Des signalements à l’été 2019

À l’origine de l’enquête, deux signalements transmis à l’été 2019, émanant des associations Innocence en danger et Femme et libre, « évoquant des complicités françaises dans le dossier concernant Jeffrey Epstein aux États-Unis », selon la même source. Une plaignante accusait alors Jean-Luc Brunel de l’avoir violée dans les années 1980, alors qu’elle débutait dans le mannequinat.

Le parquet de Paris avait confié les investigations à l’Office central pour la répression des violences aux personnes (OCRVP). Les enquêteurs ont notamment synthétisé des auditions issues d’une procédure américaine. Ils relevaient que Jean-Luc Brunel était « un ami proche de Jeffrey Epstein », qu’il proposait « des emplois de mannequins à de jeunes filles pauvres » et qu’il se serait livré à « des actes sexuels avec des jeunes filles mineures » aux États-Unis, dans les Îles Vierges américaines, à Paris et dans le sud de la France, ajoute Le Figaro.

Témoignages et atmosphère de soirées parisiennes

Répondant à un appel à témoins, plusieurs femmes ont décrit des soirées à Paris marquées par « de fortes quantités d’alcool et de cocaïne », où « des jeunes filles avaient été mises en contact avec Jean-Luc Brunel », selon Le Figaro. Certaines évoquaient « une atmosphère de prostitution et de drogues malsaines pour les mineurs » ainsi qu’un « climat de violences sexuelles ».

La gérante de la société Karin Models confirmait que « des fêtes avaient été organisées » en boîtes de nuit mais aussi dans l’appartement occupé par Jean-Luc Brunel avenue Haussmann, où « certaines jeunes filles dormaient parfois », a-t-elle ajouté.
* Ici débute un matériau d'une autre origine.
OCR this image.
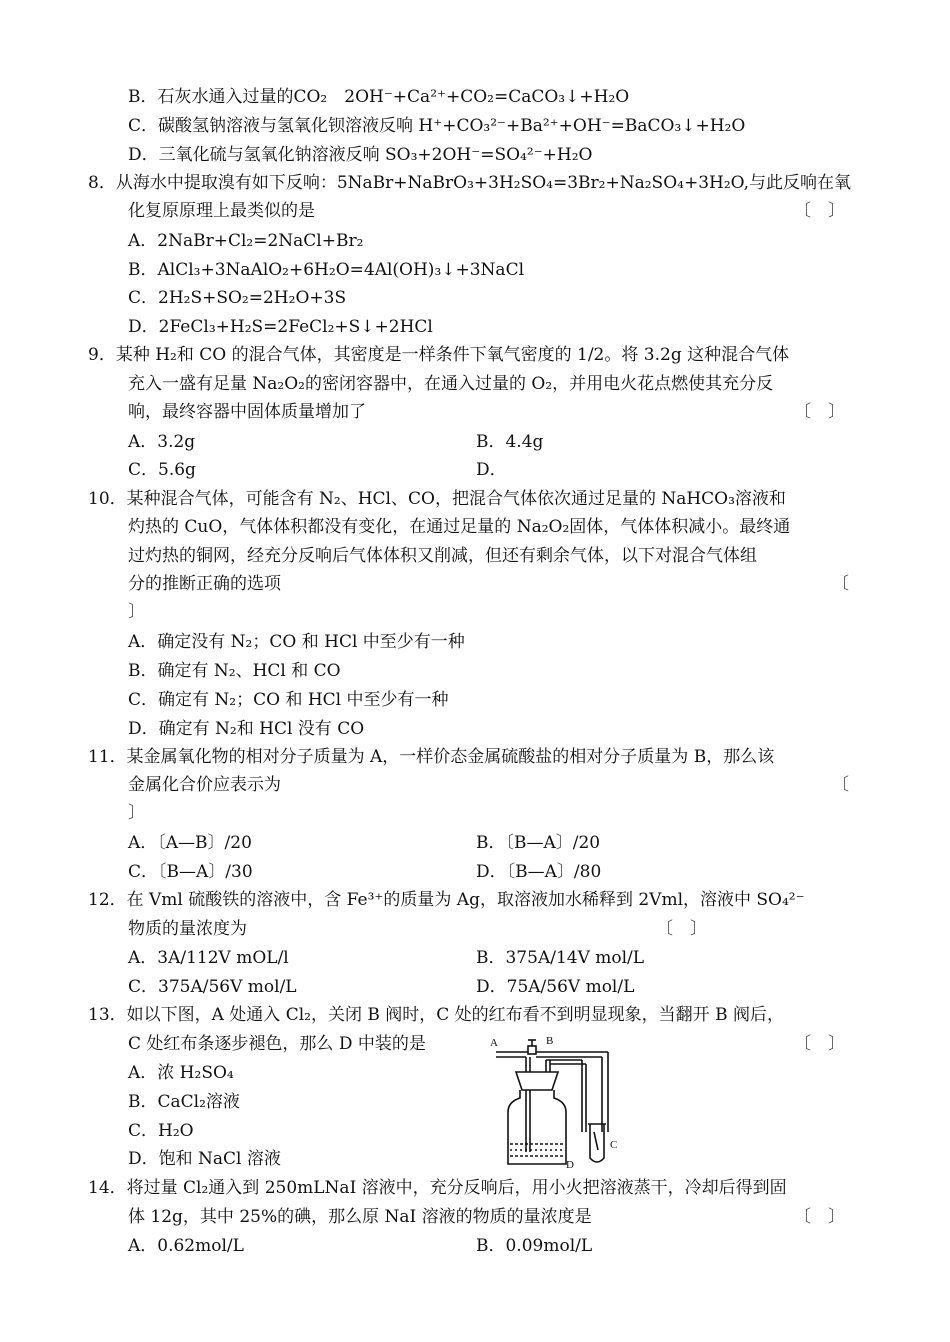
B．石灰水通入过量的CO₂　2OH⁻+Ca²⁺+CO₂=CaCO₃↓+H₂O
C．碳酸氢钠溶液与氢氧化钡溶液反响 H⁺+CO₃²⁻+Ba²⁺+OH⁻=BaCO₃↓+H₂O
D．三氧化硫与氢氧化钠溶液反响 SO₃+2OH⁻=SO₄²⁻+H₂O
8．从海水中提取溴有如下反响：5NaBr+NaBrO₃+3H₂SO₄=3Br₂+Na₂SO₄+3H₂O,与此反响在氧
化复原原理上最类似的是	〔　〕
A．2NaBr+Cl₂=2NaCl+Br₂
B．AlCl₃+3NaAlO₂+6H₂O=4Al(OH)₃↓+3NaCl
C．2H₂S+SO₂=2H₂O+3S
D．2FeCl₃+H₂S=2FeCl₂+S↓+2HCl
9．某种 H₂和 CO 的混合气体，其密度是一样条件下氧气密度的 1/2。将 3.2g 这种混合气体
充入一盛有足量 Na₂O₂的密闭容器中，在通入过量的 O₂，并用电火花点燃使其充分反
响，最终容器中固体质量增加了	〔　〕
A．3.2g	B．4.4g
C．5.6g	D．
10．某种混合气体，可能含有 N₂、HCl、CO，把混合气体依次通过足量的 NaHCO₃溶液和
灼热的 CuO，气体体积都没有变化，在通过足量的 Na₂O₂固体，气体体积减小。最终通
过灼热的铜网，经充分反响后气体体积又削减，但还有剩余气体，以下对混合气体组
分的推断正确的选项	〔
〕
A．确定没有 N₂；CO 和 HCl 中至少有一种
B．确定有 N₂、HCl 和 CO
C．确定有 N₂；CO 和 HCl 中至少有一种
D．确定有 N₂和 HCl 没有 CO
11．某金属氧化物的相对分子质量为 A，一样价态金属硫酸盐的相对分子质量为 B，那么该
金属化合价应表示为	〔
〕
A．〔A—B〕/20	B．〔B—A〕/20
C．〔B—A〕/30	D．〔B—A〕/80
12．在 Vml 硫酸铁的溶液中，含 Fe³⁺的质量为 Ag，取溶液加水稀释到 2Vml，溶液中 SO₄²⁻
物质的量浓度为	〔　〕
A．3A/112V mOL/l	B．375A/14V mol/L
C．375A/56V mol/L	D．75A/56V mol/L
13．如以下图，A 处通入 Cl₂，关闭 B 阀时，C 处的红布看不到明显现象，当翻开 B 阀后，
C 处红布条逐步褪色，那么 D 中装的是	〔　〕
A．浓 H₂SO₄
B．CaCl₂溶液
C．H₂O
D．饱和 NaCl 溶液
A	B
C
D
14．将过量 Cl₂通入到 250mLNaI 溶液中，充分反响后，用小火把溶液蒸干，冷却后得到固
体 12g，其中 25%的碘，那么原 NaI 溶液的物质的量浓度是	〔　〕
A．0.62mol/L	B．0.09mol/L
Quant à la société MC2, Jean-Luc Brunel était soupçonné d’y avoir conservé une participation afin de recruter des adolescentes de 14 à 18 ans, « la société n’étant pas rentable », a-t-il ajouté, selon la même source.
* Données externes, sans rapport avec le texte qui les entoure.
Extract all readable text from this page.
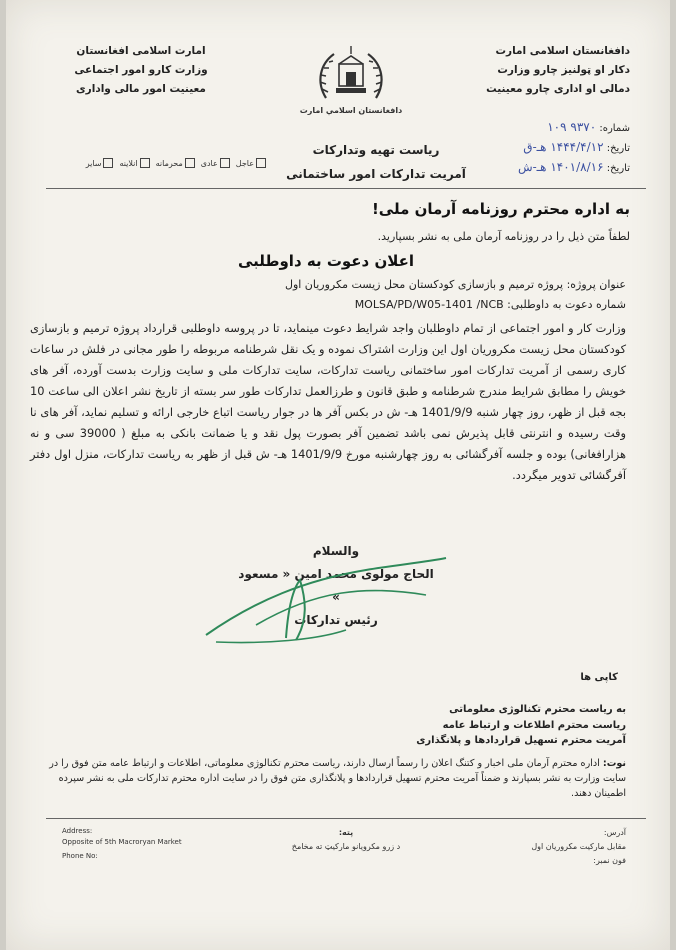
امارت اسلامی افغانستان
وزارت کارو امور اجتماعی
معینیت امور مالی واداری
دافغانستان اسلامي امارت
دافغانستان اسلامی امارت
دکار او ټولنیز چارو وزارت
دمالی او اداری چارو معینیت
شماره: ۹۳۷۰ ۱۰۹
تاریخ: ۱۴۴۴/۴/۱۲ هـ-ق
تاریخ: ۱۴۰۱/۸/۱۶ هـ-ش
ریاست تهیه وتدارکات
آمریت تدارکات امور ساختمانی
عاجل
عادی
محرمانه
انلاینه
سایر
به اداره محترم روزنامه آرمان ملی!
لطفاً متن ذیل را در روزنامه آرمان ملی به نشر بسپارید.
اعلان دعوت به داوطلبی
عنوان پروژه: پروژه ترمیم و بازسازی کودکستان محل زیست مکروریان اول
شماره دعوت به داوطلبی: MOLSA/PD/W05-1401 /NCB
وزارت کار و امور اجتماعی از تمام داوطلبان واجد شرایط دعوت مینماید، تا در پروسه داوطلبی قرارداد پروژه ترمیم و بازسازی کودکستان محل زیست مکروریان اول این وزارت اشتراک نموده و یک نقل شرطنامه مربوطه را طور مجانی در فلش در ساعات کاری رسمی از آمریت تدارکات امور ساختمانی ریاست تدارکات، سایت تدارکات ملی و سایت وزارت بدست آورده، آفر های خویش را مطابق شرایط مندرج شرطنامه و طبق قانون و طرزالعمل تدارکات طور سر بسته از تاریخ نشر اعلان الی ساعت 10 بجه قبل از ظهر، روز چهار شنبه 1401/9/9 هـ- ش در بکس آفر ها در جوار ریاست اتباع خارجی ارائه و تسلیم نماید، آفر های نا وقت رسیده و انترنتی قابل پذیرش نمی باشد تضمین آفر بصورت پول نقد و یا ضمانت بانکی به مبلغ ( 39000 سی و نه هزارافغانی) بوده و جلسه آفرگشائی به روز چهارشنبه مورخ 1401/9/9 هـ- ش قبل از ظهر به ریاست تدارکات، منزل اول دفتر آفرگشائی تدویر میگردد.
والسلام
الحاج مولوی محمد امین « مسعود »
رئیس تدارکات
کاپی ها
به ریاست محترم تکنالوژی معلوماتی
ریاست محترم اطلاعات و ارتباط عامه
آمریت محترم تسهیل قراردادها و پلانگذاری
نوت: اداره محترم آرمان ملی اخبار و کتنگ اعلان را رسماً ارسال دارند، ریاست محترم تکنالوژی معلوماتی، اطلاعات و ارتباط عامه متن فوق را در سایت وزارت به نشر بسپارند و ضمناً آمریت محترم تسهیل قراردادها و پلانگذاری متن فوق را در سایت اداره محترم تدارکات ملی به نشر سپرده اطمینان دهند.
Address:
Opposite of 5th Macroryan Market
Phone No:
پته:
د زرو مکرویانو مارکیټ ته مخامخ
آدرس:
مقابل مارکیت مکروریان اول
فون نمبر:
Échanges et analyses criminelles

Les enquêteurs ont procédé à un « important travail d’analyse criminelle » portant sur des procès-verbaux, des e-mails et répertoires de Jeffrey Epstein, ainsi que sur les visas du passeport de Jean-Luc Brunel. Objectif : vérifier l’existence d’un rôle de mise en relation de jeunes mannequins avec Jeffrey Epstein.

« Les jeunes filles se sont avérées être leur principal centre d’intérêt ». Les échanges saisis montraient un Jeffrey Epstein « plutôt donneur d’ordre », demandant régulièrement des informations sur l’emploi du temps et la localisation de Jean-Luc Brunel, qui « s’exécutait volontairement », a-t-il ajouté, selon la même source. Aucune conversation ne mentionnait explicitement de relations sexuelles, mais les deux hommes pouvaient évoquer l’âge des jeunes filles.

Dix femmes mettent en cause Jean-Luc Brunel

Au total, dix femmes ont mis en cause Jean-Luc Brunel. Plusieurs ont déclaré avoir été contraintes de consommer de l’alcool, avoir « perdu leurs moyens voire tout à fait connaissance », et s’être vu imposer « une pénétration sexuelle », alors que certaines n’étaient « pas encore majeures ».

L’une d’elles a décrit Jean-Luc Brunel comme celui qui « acheminait de nouvelles jeunes filles à Jeffrey Epstein », « sous prétexte de shootings photo » depuis l’Europe de l’Est ou l’Amérique latine, selon la même source. D’autres ont évoqué une emprise liée à leur jeune âge et « l’isolement des lieux luxueux » où elles étaient conduites.

Interpellation et suites judiciaires

Jean-Luc Brunel a été interpellé le 16 décembre 2020 à l’aéroport de Roissy, alors qu’il s’apprêtait à prendre un vol pour Dakar sans billet retour et avec une importante somme en liquide. Mis en examen pour des faits de viols et de harcèlement sexuel, il avait également été placé sous le statut de témoin assisté pour des faits de traite des êtres humains.

Placée en détention provisoire, la figure du milieu du mannequinat a été retrouvée morte dans sa cellule le 19 février 2022. L’enquête distincte sur les causes de la mort a été clôturée sans qu’aucun élément ne permette d’envisager l’intervention d’un tiers.

Nouveaux axes d’analyse

Le parquet de Paris a par ailleurs annoncé la désignation de « magistrats référents » chargés d’analyser « d’éventuelles infractions liées à des ressortissants français » dans le cadre de l’affaire Jeffrey Epstein. Tout élément nouveau sera pris en compte dans les investigations à venir.